Puede que a Julio Carabaña los años y las desilusiones le hayan ido cargando de pesimismo y considere inevitable la ley de la fuerza como norma de las relaciones humanas. Lo entendería, porque todos sufrimos alguna evolución en ese sentido. Pero no se pueden aceptar sus argumentos, porque a partir de ellos se justifican demasiadas guerras; a decir verdad, todas las guerras. Puesto que derrocar tiranos es moral, y puesto que hay una potencia que está dispuesta a hacerlo y tiene fuerza suficiente para ello, después de Afganistán (que no discuto) e Irak vendrán Siria, Irán, Corea del Norte, Libia, Sudán o, ¿por qué no?, Venezuela. En cada uno de estos sitios, tras destronar al dictador, se instalará un régimen marioneta, inestable, protegido por tropas occidentales, asediado por guerrillas... ¿Durante cuánto tiempo está Occidente dispuesto a apoyar, con tropas y dinero, a estos regímenes? Crecerá además el resentimiento contra nosotros, con atentados suicidas en nuestros centros comerciales o lugares turísticos. La vigilancia de fronteras se convertirá en insoportablemente rigurosa. Se recortarán las libertades públicas. Avanzaremos hacia la sociedad policiaca (Guantánamo). ¿Estamos dispuestos a soportar este coste? ¿Vale la pena?
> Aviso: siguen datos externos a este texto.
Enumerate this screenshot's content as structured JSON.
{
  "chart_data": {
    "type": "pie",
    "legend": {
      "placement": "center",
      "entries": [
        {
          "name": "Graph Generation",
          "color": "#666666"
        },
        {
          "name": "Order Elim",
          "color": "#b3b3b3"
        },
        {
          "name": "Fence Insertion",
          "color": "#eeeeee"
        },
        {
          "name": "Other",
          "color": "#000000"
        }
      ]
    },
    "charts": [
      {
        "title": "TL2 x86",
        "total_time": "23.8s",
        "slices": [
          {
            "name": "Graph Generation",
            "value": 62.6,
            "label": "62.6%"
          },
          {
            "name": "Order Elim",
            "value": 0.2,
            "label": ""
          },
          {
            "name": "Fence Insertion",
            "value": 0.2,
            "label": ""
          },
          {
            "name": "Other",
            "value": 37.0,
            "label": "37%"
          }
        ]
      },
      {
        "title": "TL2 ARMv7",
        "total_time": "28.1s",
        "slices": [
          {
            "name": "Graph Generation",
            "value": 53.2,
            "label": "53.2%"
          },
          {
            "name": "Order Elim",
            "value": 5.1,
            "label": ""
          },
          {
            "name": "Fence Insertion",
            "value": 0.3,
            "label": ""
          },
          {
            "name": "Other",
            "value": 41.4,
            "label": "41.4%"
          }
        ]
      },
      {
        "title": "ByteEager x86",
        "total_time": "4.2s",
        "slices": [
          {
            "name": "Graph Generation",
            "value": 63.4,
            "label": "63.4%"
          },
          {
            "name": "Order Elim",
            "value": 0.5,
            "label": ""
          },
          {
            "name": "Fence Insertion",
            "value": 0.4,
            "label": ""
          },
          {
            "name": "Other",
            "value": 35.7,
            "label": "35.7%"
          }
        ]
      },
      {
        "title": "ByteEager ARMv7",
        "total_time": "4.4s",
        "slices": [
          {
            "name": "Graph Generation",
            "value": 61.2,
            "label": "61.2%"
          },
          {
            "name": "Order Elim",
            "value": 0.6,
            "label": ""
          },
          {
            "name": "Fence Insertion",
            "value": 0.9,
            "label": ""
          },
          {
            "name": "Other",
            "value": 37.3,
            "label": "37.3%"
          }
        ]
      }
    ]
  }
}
Una última consideración que ofrecería a Carabaña, y que me hace pensar que no he llegado a una aceptación de la Realpolitik tan descarnada como la suya, es que vale la pena seguir manteniendo, en algún rincón de nuestro corazón, una llamita encendida en el altar de la utopía ilustrada; deberíamos seguir luchando por que las relaciones humanas se rijan por algo más de racionalidad, aunque sea poco a poco y con retrocesos y rodeos. En España, nuestra generación vivió una oportunidad histórica a la muerte del dictador y podemos presumir de haberla aprovechado razonablemente bien; el país que estamos legando a nuestros hijos es bastante mejor que el que recibimos de nuestros padres. En el terreno internacional hemos tenido otra oportunidad a partir de 1989-1991, cuando se abrió la posibilidad de crear, no otro sistema imperial más, sino un orden internacional verdaderamente nuevo, nunca experimentado antes, regido por algo semejante a una asamblea de potencias, que establecería un conjunto de normas para los conflictos internacionales. La realidad nos está mostrando la enorme dificultad de llevar a cabo ese proyecto, al menos a corto plazo. Pero hay gente que sigue ilusionada con este ideal y sigue creyendo necesario poner límites legales -ya que el recurso a la ley es la expresión de nuestra moralidad- a la acción de los más fuertes. A juzgar por las encuestas y las recientes manifestaciones masivas en distintas ciudades, no son pocos los que piensan así. Será ingenuo. Pero la alternativa es la ley de la selva.

José Álvarez Junco es catedrático de Historia en la Facultad de Ciencias Políticas de la Universidad Complutense (Madrid).